Roberts also slammed the ICC for stretching the rules and "encouraging chucking in cricket" and accused "scientists and coaches" of trying to kill the "art of fast bowling".
"They don’t have many good quality fast bowlers right now. The only two fast bowlers that I can see and talk of, one is Brett Lee and the other is Shoaib Akhtar, and both, in my mind, are suspect," Roberts told The Indian Express at the store he runs in Cedargrove village, north of St John’s, the capital of Antigua.
"I am not the only one, most of the world thinks so. I have watched them. Brett Lee is a very good athlete. I think he’s one of the best athletes in the Australian team. But one or two of his deliveries are suspect," said the 55-year-old mainstay of Clive Lloyd’s famous pace battery of the ’70s and ’80s.

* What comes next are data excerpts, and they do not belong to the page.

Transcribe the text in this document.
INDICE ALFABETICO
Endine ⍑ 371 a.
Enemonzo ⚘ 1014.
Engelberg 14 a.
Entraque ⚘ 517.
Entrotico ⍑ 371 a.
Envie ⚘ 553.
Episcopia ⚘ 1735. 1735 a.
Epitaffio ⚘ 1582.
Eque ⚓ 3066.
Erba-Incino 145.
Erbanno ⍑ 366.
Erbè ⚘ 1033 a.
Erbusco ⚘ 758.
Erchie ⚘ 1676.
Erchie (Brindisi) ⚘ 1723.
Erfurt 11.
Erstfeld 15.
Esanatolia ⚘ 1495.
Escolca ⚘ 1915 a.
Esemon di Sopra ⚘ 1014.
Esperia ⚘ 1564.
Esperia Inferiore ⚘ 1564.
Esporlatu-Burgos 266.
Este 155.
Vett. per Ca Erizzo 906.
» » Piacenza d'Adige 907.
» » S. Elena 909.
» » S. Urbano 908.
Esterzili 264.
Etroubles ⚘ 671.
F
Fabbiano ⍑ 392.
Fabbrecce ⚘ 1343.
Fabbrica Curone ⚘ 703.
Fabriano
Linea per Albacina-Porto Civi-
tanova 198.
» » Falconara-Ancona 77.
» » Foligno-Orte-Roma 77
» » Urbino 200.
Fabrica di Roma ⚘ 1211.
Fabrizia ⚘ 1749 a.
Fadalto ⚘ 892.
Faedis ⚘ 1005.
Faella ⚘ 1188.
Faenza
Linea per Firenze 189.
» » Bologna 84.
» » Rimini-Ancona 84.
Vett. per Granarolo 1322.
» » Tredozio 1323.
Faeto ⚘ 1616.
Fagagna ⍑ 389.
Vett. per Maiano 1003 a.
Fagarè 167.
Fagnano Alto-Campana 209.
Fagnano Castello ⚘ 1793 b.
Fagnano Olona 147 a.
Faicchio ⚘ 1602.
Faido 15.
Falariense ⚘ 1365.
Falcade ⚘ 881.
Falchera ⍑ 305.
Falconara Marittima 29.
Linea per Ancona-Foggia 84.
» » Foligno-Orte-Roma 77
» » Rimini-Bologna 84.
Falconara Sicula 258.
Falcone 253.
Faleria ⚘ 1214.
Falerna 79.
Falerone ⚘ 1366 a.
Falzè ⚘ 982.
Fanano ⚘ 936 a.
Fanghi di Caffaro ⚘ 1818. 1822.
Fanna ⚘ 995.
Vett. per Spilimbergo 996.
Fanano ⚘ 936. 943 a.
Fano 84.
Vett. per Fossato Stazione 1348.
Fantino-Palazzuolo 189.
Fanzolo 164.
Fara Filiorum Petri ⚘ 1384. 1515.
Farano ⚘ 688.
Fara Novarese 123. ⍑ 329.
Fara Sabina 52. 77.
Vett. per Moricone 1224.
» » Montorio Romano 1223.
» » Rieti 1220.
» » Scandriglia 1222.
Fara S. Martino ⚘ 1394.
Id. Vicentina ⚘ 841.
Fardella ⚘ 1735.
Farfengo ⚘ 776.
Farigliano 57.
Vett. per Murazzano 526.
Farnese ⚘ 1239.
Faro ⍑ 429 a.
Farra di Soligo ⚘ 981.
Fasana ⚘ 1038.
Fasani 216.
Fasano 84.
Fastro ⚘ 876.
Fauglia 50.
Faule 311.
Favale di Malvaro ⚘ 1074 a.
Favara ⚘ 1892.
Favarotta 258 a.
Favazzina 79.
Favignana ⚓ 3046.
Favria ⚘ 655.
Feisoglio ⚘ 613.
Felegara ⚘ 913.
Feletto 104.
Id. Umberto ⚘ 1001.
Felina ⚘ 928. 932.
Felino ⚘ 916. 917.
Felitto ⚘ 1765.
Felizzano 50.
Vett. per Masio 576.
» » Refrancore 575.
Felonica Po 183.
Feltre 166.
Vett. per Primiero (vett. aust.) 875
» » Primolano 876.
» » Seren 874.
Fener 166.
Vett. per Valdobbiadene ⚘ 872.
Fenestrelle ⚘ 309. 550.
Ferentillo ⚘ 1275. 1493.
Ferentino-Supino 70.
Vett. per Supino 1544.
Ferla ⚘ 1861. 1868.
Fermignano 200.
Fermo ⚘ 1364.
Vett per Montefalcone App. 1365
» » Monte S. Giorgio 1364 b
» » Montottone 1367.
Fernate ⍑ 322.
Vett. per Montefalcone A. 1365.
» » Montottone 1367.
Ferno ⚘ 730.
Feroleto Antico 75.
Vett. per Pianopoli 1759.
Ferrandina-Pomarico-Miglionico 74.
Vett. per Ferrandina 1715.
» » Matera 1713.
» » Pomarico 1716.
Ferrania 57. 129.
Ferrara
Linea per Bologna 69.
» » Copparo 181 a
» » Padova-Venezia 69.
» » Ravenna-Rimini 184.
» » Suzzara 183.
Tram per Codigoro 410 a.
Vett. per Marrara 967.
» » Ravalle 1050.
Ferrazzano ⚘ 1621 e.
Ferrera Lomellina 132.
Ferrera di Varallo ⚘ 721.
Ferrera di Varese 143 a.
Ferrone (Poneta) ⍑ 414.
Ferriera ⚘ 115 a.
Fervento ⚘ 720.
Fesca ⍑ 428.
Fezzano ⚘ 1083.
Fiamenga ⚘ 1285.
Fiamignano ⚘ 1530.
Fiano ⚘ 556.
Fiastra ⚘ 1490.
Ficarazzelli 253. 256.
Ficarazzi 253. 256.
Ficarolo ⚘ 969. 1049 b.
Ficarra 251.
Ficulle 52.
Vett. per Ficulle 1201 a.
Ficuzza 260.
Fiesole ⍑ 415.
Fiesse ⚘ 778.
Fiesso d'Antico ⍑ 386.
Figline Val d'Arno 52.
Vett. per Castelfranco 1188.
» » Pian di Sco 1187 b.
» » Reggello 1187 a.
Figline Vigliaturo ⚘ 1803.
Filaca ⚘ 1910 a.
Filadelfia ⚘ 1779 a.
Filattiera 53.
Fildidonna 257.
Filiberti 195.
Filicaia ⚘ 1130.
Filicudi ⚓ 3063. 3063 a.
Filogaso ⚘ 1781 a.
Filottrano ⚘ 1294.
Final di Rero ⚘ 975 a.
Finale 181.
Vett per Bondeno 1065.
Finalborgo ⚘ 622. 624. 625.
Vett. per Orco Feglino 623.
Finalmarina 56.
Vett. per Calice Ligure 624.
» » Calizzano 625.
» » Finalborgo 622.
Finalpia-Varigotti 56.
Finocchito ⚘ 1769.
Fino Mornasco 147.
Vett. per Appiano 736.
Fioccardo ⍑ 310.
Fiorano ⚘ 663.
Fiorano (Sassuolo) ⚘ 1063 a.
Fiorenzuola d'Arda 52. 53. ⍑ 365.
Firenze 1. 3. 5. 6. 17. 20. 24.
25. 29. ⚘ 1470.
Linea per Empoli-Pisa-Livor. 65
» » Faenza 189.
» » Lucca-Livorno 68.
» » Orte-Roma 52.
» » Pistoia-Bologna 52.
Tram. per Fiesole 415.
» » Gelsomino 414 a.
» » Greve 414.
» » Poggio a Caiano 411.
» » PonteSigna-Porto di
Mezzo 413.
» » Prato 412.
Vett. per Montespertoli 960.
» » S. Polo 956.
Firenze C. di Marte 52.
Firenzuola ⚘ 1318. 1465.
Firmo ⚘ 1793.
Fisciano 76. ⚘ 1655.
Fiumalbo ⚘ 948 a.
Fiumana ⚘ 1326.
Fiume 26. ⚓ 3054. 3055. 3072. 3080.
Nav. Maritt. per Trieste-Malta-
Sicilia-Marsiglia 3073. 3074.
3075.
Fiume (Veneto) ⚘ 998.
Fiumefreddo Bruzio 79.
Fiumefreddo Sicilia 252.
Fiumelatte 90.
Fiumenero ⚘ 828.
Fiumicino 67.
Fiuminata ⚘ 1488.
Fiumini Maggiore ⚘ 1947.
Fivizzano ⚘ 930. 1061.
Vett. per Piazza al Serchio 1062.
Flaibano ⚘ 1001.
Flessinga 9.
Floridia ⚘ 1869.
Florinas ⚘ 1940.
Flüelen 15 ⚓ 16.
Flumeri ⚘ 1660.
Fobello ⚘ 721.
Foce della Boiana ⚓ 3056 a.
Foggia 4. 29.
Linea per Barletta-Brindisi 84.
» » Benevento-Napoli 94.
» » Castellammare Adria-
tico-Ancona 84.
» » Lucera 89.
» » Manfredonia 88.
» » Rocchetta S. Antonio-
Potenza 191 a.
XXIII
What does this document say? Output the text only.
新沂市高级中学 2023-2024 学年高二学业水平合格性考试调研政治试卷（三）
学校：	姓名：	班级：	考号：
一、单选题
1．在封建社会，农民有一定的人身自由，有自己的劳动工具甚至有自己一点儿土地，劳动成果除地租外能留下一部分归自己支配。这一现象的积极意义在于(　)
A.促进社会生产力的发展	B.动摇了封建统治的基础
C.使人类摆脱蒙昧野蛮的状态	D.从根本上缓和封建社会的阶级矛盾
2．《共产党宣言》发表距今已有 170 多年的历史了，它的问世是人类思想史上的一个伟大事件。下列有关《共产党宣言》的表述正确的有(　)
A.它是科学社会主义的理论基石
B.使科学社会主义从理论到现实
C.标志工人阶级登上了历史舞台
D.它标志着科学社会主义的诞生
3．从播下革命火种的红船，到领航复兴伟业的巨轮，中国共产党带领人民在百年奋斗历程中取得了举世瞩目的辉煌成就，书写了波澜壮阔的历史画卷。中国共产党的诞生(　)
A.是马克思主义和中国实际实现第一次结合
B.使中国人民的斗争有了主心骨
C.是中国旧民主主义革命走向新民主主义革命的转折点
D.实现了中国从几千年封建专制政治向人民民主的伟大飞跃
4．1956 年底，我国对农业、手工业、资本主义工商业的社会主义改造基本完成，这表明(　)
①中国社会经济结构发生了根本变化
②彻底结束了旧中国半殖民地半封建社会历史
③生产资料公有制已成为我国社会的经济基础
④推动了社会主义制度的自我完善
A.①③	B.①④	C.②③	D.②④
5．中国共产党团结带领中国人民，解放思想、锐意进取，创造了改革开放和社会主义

"Shoaib is a different case. Looking at Shoaib, you wonder. You look at Shoaib from side-on, you look at him from the back, I wonder if hyperextension can be that and all that they say it is," said Roberts, who is now associated with a private initiative to promote Twenty20 cricket in the Caribbean.
Akhtar was twice reported by umpires over throwing allegations but his action was finally cleared by University of Western Australia’s testing centre in 2001, which said that he "hyperextended" his elbow because of an abnormality in the joint. Lee, who has also come under ICC scanner, has said that chucking is an "optical illusion."
Slamming the ICC for increasing the limit to which a bowler can bend his arm while bowling to 15 degrees, Roberts said that umpires should be allowed to do their work freely.
"To be honest, I would say that the ICC is encouraging chucking in cricket. By raising the limit to 15 degrees, you are encouraging people to bend their arms. That’s all I have to say, it should remain what it is, and umpires should be allowed to be free to do their work as they see it."
Roberts rued the fact that "biomechanics" has taken over fast bowling with scientists deciding on the nuances. "I do not want to see the art dying. I believe that coaches and scientists are now trying to kill the art. Scientists are now heavily involved in it because biomechanics has taken over. They now come to tell you that this is what you have to do to bowl fast or survive," said Roberts.
"Nobody has a perfect action, and you could be as perfect as you want, bio-mechanic-wise. But why do you have so many injuries today? It’s because you have too many young people trying to bowl fast. You’ll seldom find a fast bowler over the age of 26 getting a stress fracture. All the stress fractures occur when the bowler is in his early years. Their bodies aren’t matured enough to take the grind and demands of fast bowling," he said.
Blaming "too much coaching" for the decline of fast bowling, Roberts said, "Fast bowlers are born, they are not made. They are born to bowl fast. It’s not that everybody can pick up a ball and run in and bowl fast. There has to be something there. But if you look at the coaching methods of today, we want everybody to do the same thing. We want everybody to bowl line and length. And that’s taking away from the pace of the ball. If I had to work with anyone, I’d say, ‘Bowl fast, practice to bowl fast, practice to control’. You have to do everything together."
On the India series, Roberts has not got "too carried away" by the victory. "That is just a beginning. You have to show me that you can do it over a period of time. It is encouraging to win but I would like to see us being a little more dominant when we win," he said.